The Anatomy of Vegetation: Transmutation, Vivification, Artificial Life, Palingenesis in Early Modern Natural Philosophy

PN-III-P1-1.1-TE-2021-0403

Our project proposes the investigation of a 17th century-early 18th century discipline called “science of vegetation.” This discipline, at a first glance, seems to be concerned with the study of plants but its final aim is to inquire into the fundamental processes of nature and to discover the transformations taking place in natural bodies endowed with sensitive life. This novel discipline attracted practitioners inspired by the traditions of alchemy, natural magic, natural history and other experimenters bound together not by a common theoretical background but rather by a shared methodology of experimentation, an instrumental approach, bottom-up oriented. This new science was a complex phenomenon that was characterized by two main features. On one hand, it was opposed to the Aristotelianism and scholasticism of the medieval universities (although in many ways it encompassed their principles) and, on the other hand, it was founded on a process of empirical investigation of nature using new methods (observation, experiments, measurements, the use of instruments such as the microscope etc.).
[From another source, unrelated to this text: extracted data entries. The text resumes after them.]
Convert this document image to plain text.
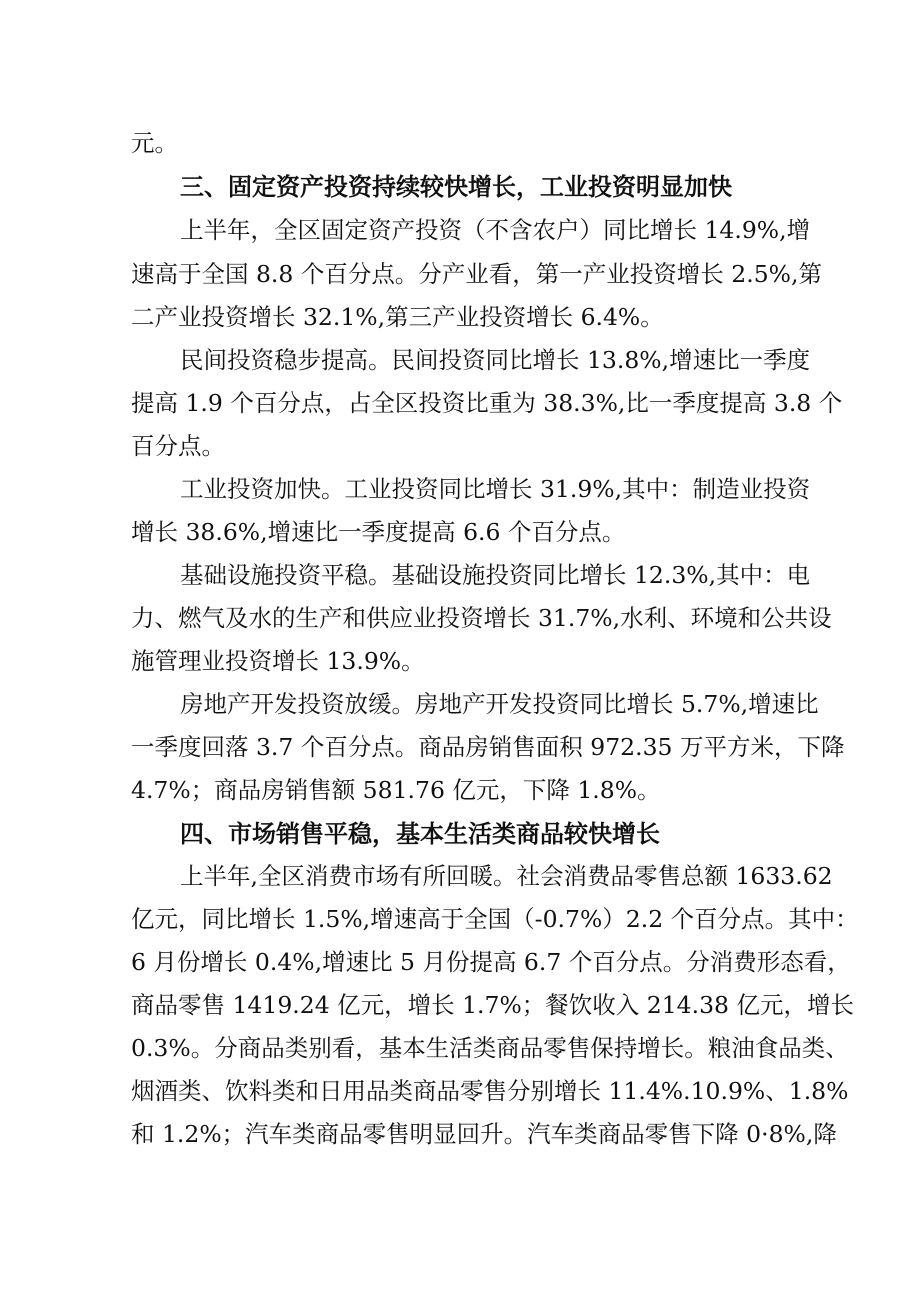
元。
三、固定资产投资持续较快增长，工业投资明显加快
上半年，全区固定资产投资（不含农户）同比增长 14.9%,增
速高于全国 8.8 个百分点。分产业看，第一产业投资增长 2.5%,第
二产业投资增长 32.1%,第三产业投资增长 6.4%。
民间投资稳步提高。民间投资同比增长 13.8%,增速比一季度
提高 1.9 个百分点，占全区投资比重为 38.3%,比一季度提高 3.8 个
百分点。
工业投资加快。工业投资同比增长 31.9%,其中：制造业投资
增长 38.6%,增速比一季度提高 6.6 个百分点。
基础设施投资平稳。基础设施投资同比增长 12.3%,其中：电
力、燃气及水的生产和供应业投资增长 31.7%,水利、环境和公共设
施管理业投资增长 13.9%。
房地产开发投资放缓。房地产开发投资同比增长 5.7%,增速比
一季度回落 3.7 个百分点。商品房销售面积 972.35 万平方米，下降
4.7%；商品房销售额 581.76 亿元，下降 1.8%。
四、市场销售平稳，基本生活类商品较快增长
上半年,全区消费市场有所回暖。社会消费品零售总额 1633.62
亿元，同比增长 1.5%,增速高于全国（-0.7%）2.2 个百分点。其中：
6 月份增长 0.4%,增速比 5 月份提高 6.7 个百分点。分消费形态看，
商品零售 1419.24 亿元，增长 1.7%；餐饮收入 214.38 亿元，增长
0.3%。分商品类别看，基本生活类商品零售保持增长。粮油食品类、
烟酒类、饮料类和日用品类商品零售分别增长 11.4%.10.9%、1.8%
和 1.2%；汽车类商品零售明显回升。汽车类商品零售下降 0·8%,降
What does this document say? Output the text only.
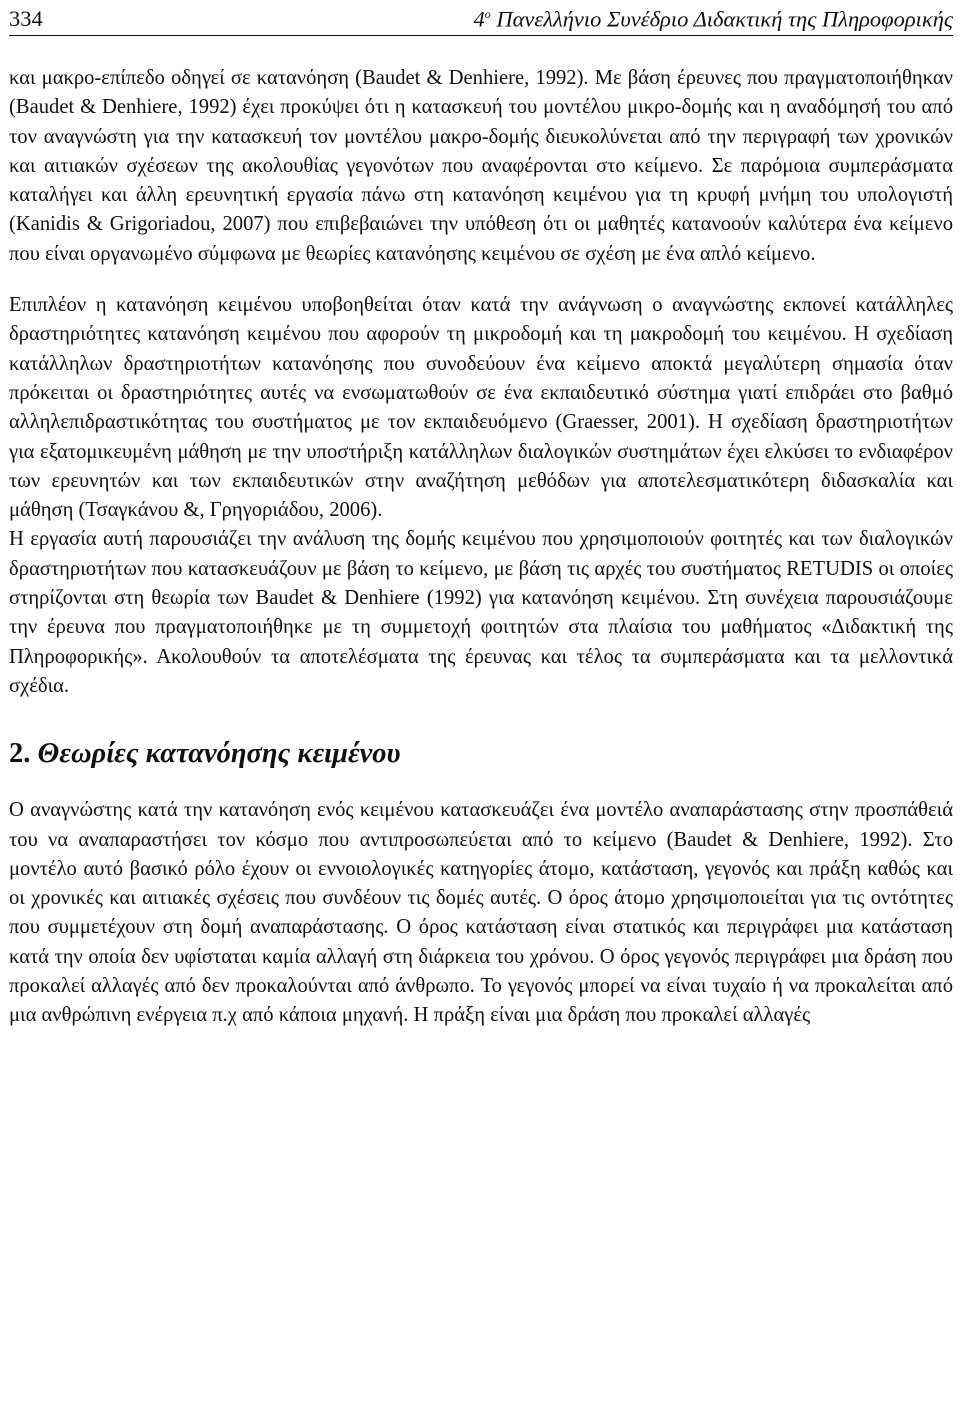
334	$4^o$ Πανελλήνιο Συνέδριο Διδακτική της Πληροφορικής

και μακρο-επίπεδο οδηγεί σε κατανόηση (Baudet & Denhiere, 1992). Με βάση έρευνες που πραγματοποιήθηκαν (Baudet & Denhiere, 1992) έχει προκύψει ότι η κατασκευή του μοντέλου μικρο-δομής και η αναδόμησή του από τον αναγνώστη για την κατασκευή τον μοντέλου μακρο-δομής διευκολύνεται από την περιγραφή των χρονικών και αιτιακών σχέσεων της ακολουθίας γεγονότων που αναφέρονται στο κείμενο. Σε παρόμοια συμπεράσματα καταλήγει και άλλη ερευνητική εργασία πάνω στη κατανόηση κειμένου για τη κρυφή μνήμη του υπολογιστή (Kanidis & Grigoriadou, 2007) που επιβεβαιώνει την υπόθεση ότι οι μαθητές κατανοούν καλύτερα ένα κείμενο που είναι οργανωμένο σύμφωνα με θεωρίες κατανόησης κειμένου σε σχέση με ένα απλό κείμενο.

Επιπλέον η κατανόηση κειμένου υποβοηθείται όταν κατά την ανάγνωση ο αναγνώστης εκπονεί κατάλληλες δραστηριότητες κατανόηση κειμένου που αφορούν τη μικροδομή και τη μακροδομή του κειμένου. Η σχεδίαση κατάλληλων δραστηριοτήτων κατανόησης που συνοδεύουν ένα κείμενο αποκτά μεγαλύτερη σημασία όταν πρόκειται οι δραστηριότητες αυτές να ενσωματωθούν σε ένα εκπαιδευτικό σύστημα γιατί επιδράει στο βαθμό αλληλεπιδραστικότητας του συστήματος με τον εκπαιδευόμενο (Graesser, 2001). Η σχεδίαση δραστηριοτήτων για εξατομικευμένη μάθηση με την υποστήριξη κατάλληλων διαλογικών συστημάτων έχει ελκύσει το ενδιαφέρον των ερευνητών και των εκπαιδευτικών στην αναζήτηση μεθόδων για αποτελεσματικότερη διδασκαλία και μάθηση (Τσαγκάνου &, Γρηγοριάδου, 2006).

Η εργασία αυτή παρουσιάζει την ανάλυση της δομής κειμένου που χρησιμοποιούν φοιτητές και των διαλογικών δραστηριοτήτων που κατασκευάζουν με βάση το κείμενο, με βάση τις αρχές του συστήματος RETUDIS οι οποίες στηρίζονται στη θεωρία των Baudet & Denhiere (1992) για κατανόηση κειμένου. Στη συνέχεια παρουσιάζουμε την έρευνα που πραγματοποιήθηκε με τη συμμετοχή φοιτητών στα πλαίσια του μαθήματος «Διδακτική της Πληροφορικής». Ακολουθούν τα αποτελέσματα της έρευνας και τέλος τα συμπεράσματα και τα μελλοντικά σχέδια.

2. Θεωρίες κατανόησης κειμένου

Ο αναγνώστης κατά την κατανόηση ενός κειμένου κατασκευάζει ένα μοντέλο αναπαράστασης στην προσπάθειά του να αναπαραστήσει τον κόσμο που αντιπροσωπεύεται από το κείμενο (Baudet & Denhiere, 1992). Στο μοντέλο αυτό βασικό ρόλο έχουν οι εννοιολογικές κατηγορίες άτομο, κατάσταση, γεγονός και πράξη καθώς και οι χρονικές και αιτιακές σχέσεις που συνδέουν τις δομές αυτές. Ο όρος άτομο χρησιμοποιείται για τις οντότητες που συμμετέχουν στη δομή αναπαράστασης. Ο όρος κατάσταση είναι στατικός και περιγράφει μια κατάσταση κατά την οποία δεν υφίσταται καμία αλλαγή στη διάρκεια του χρόνου. Ο όρος γεγονός περιγράφει μια δράση που προκαλεί αλλαγές από δεν προκαλούνται από άνθρωπο. Το γεγονός μπορεί να είναι τυχαίο ή να προκαλείται από μια ανθρώπινη ενέργεια π.χ από κάποια μηχανή. Η πράξη είναι μια δράση που προκαλεί αλλαγές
We will investigate published and unpublished material containing observations, experiments, but also explanations and theoretical considerations dealing with the transformation taking place in vegetal bodies. Key figures are 17th and early 18th century naturalists, such as Kenelm Digby, Robert Boyle, Nathaniel Highmore, Nehemiah Grew, Robert Hooke, John Woodward. All these naturalists are rarely treated together and most of the time with theoretical questions in mind. Quite often they are classified according to a particular matter theory or tradition (such as Aristotelian vs Paracelsian). We will look at their texts as records of inquiries based on a remarkable amount of shared knowledge, arguing that this epistemic background has more to do with the practices and the epistemology of experimentation than matter-theories or the formulation of causal mechanism and explanation. Therefore, this project will investigate a corpus of texts studied in the history of philosophy in a different key offered by new developments in the history of science regarding practices and the use of experiment (Dupré 2017; Valleriani 2017; Leong 2018). Key to our project is a network of alchemists, natural magicians, artisans and naturalists that qualified their work as belonging to this new “science of vegetation” (Digby 1661; Grew 1682). This project will focus on natural investigations and experimental practices that were targeted at manipulating vegetable matter in order to transform inferior instances into superior ones, the creation of artificial life, or even the resurrection of dead matter (such was the case of palingenesis). In addition, we will inquire how plants were used as inferior particulars with the goal of generating ameliorative results for the human being (prolongation of life, health and moral improvement).